With respect to verbal communication, Mexicans are generally very direct, but like Korea, “no” can be indirect. The volume is usually moderate as their style is toned down, warm, and gracious, but as in India, you can get louder if you are passionate about what you are saying.
With respect to non-verbal communication, facial expressions are common, as they are a passionate people, gestures are normal (but, as always, avoid the US ‘OK’ sign), touching is common (and they commonly hug and backslap each other) and essential between friends and colleagues, and body position is relaxed (just don’t put your hands on your hips or in your pockets). They tend to stand close, make eye contact (and if they don’t, it’s a sign of respect), and show their emotions.
Meetings are generally social, and business is often discussed over lunch. However, business lunches are not power-business sessions. Ideas, concepts and possibilities are discussed, not specifics. The only exception is if the detail has been pre-negotiated and agreed to beforehand, in which case it’s time to seal the deal over a meal. Negotiations are slow, involve lots of haggling, but only after they get to know you. It’s important to always keep your hands visible at a meal.
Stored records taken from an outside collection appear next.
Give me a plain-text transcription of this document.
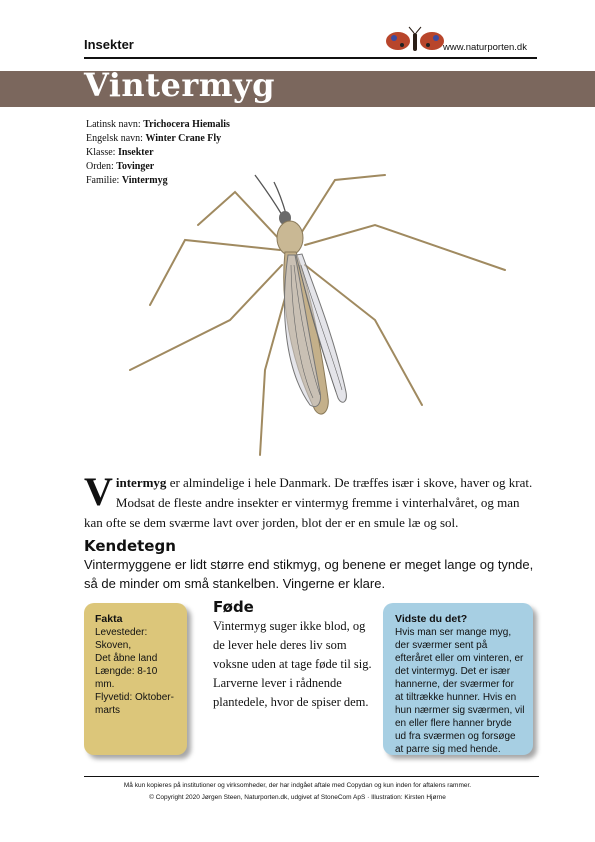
Insekter	www.naturporten.dk
Vintermyg
Latinsk navn: Trichocera Hiemalis
Engelsk navn: Winter Crane Fly
Klasse: Insekter
Orden: Tovinger
Familie: Vintermyg
Vintermyg er almindelige i hele Danmark. De træffes især i skove, haver og krat. Modsat de fleste andre insekter er vintermyg fremme i vinterhalvåret, og man kan ofte se dem sværme lavt over jorden, blot der er en smule læ og sol.
Kendetegn
Vintermyggene er lidt større end stikmyg, og benene er meget lange og tynde, så de minder om små stankelben. Vingerne er klare.
Fakta
Levesteder: Skoven,
Det åbne land
Længde: 8-10 mm.
Flyvetid: Oktober-
marts
Føde
Vintermyg suger ikke blod, og de lever hele deres liv som voksne uden at tage føde til sig. Larverne lever i rådnende plantedele, hvor de spiser dem.
Vidste du det?
Hvis man ser mange myg, der sværmer sent på efteråret eller om vinteren, er det vintermyg. Det er især hannerne, der sværmer for at tiltrække hunner. Hvis en hun nærmer sig sværmen, vil en eller flere hanner bryde ud fra sværmen og forsøge at parre sig med hende.
Må kun kopieres på institutioner og virksomheder, der har indgået aftale med Copydan og kun inden for aftalens rammer.
© Copyright 2020 Jørgen Steen, Naturporten.dk, udgivet af StoneCom ApS · Illustration: Kirsten Hjørne
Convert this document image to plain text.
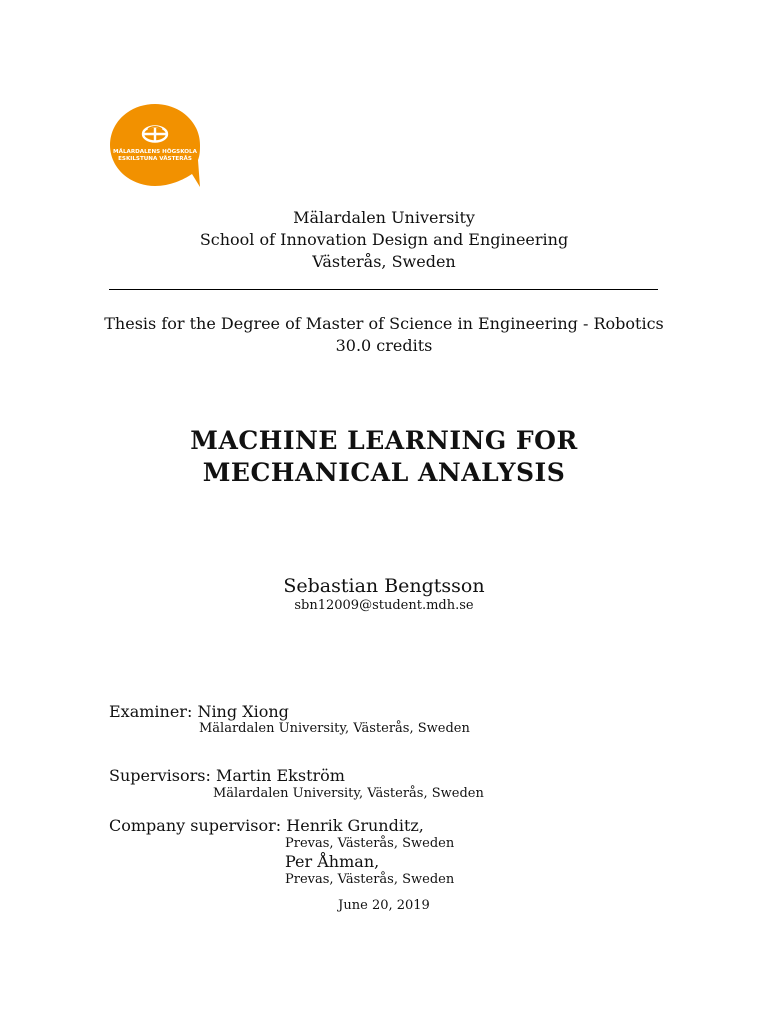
MÄLARDALENS HÖGSKOLA
ESKILSTUNA VÄSTERÅS
Mälardalen University
School of Innovation Design and Engineering
Västerås, Sweden
Thesis for the Degree of Master of Science in Engineering - Robotics
30.0 credits
MACHINE LEARNING FOR
MECHANICAL ANALYSIS
Sebastian Bengtsson
sbn12009@student.mdh.se
Examiner: Ning Xiong
Mälardalen University, Västerås, Sweden
Supervisors: Martin Ekström
Mälardalen University, Västerås, Sweden
Company supervisor: Henrik Grunditz,
Prevas, Västerås, Sweden
Per Åhman,
Prevas, Västerås, Sweden
June 20, 2019
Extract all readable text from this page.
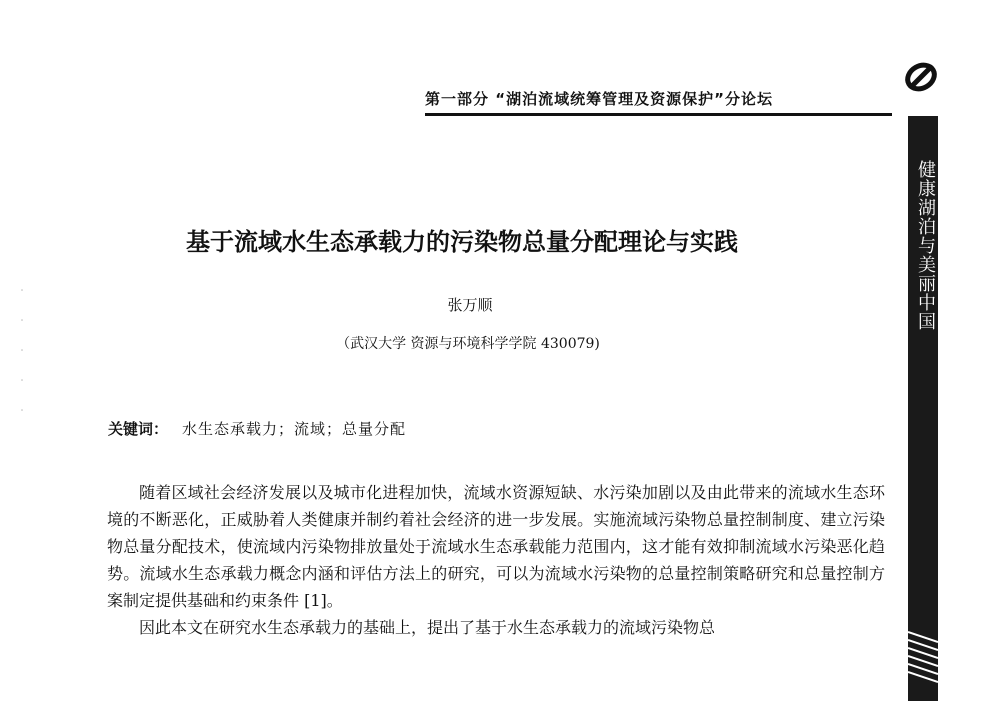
第一部分 “湖泊流域统筹管理及资源保护”分论坛
健康湖泊与美丽中国
基于流域水生态承载力的污染物总量分配理论与实践
张万顺
（武汉大学 资源与环境科学学院 430079)
关键词： 水生态承载力；流域；总量分配

随着区域社会经济发展以及城市化进程加快，流域水资源短缺、水污染加剧以及由此带来的流域水生态环境的不断恶化，正威胁着人类健康并制约着社会经济的进一步发展。实施流域污染物总量控制制度、建立污染物总量分配技术，使流域内污染物排放量处于流域水生态承载能力范围内，这才能有效抑制流域水污染恶化趋势。流域水生态承载力概念内涵和评估方法上的研究，可以为流域水污染物的总量控制策略研究和总量控制方案制定提供基础和约束条件 [1]。

因此本文在研究水生态承载力的基础上，提出了基于水生态承载力的流域污染物总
It’s also important to remember that while it is perfectly acceptable to discuss business over lunch, it is not acceptable to discuss business over dinner (except in very exceptional circumstances, and only if initiated by the host). Mexican people make friendships first (business comes later), and they often do this over dinner.
Finally, people from the United States need to remember the historic “difficulties” between Mexico and the United States. What US Marines call ‘The halls of Montezuma’ is a national monument to the revered Ninos Heroes. Every Mexican schoolchild learns that these six young cadets committed suicide rather than surrender to the invading US military. And the last time the US military invaded Mexico they were chasing Pancho Villa. He went on to become President of Mexico and there’s a street named after him in nearly every Mexican city.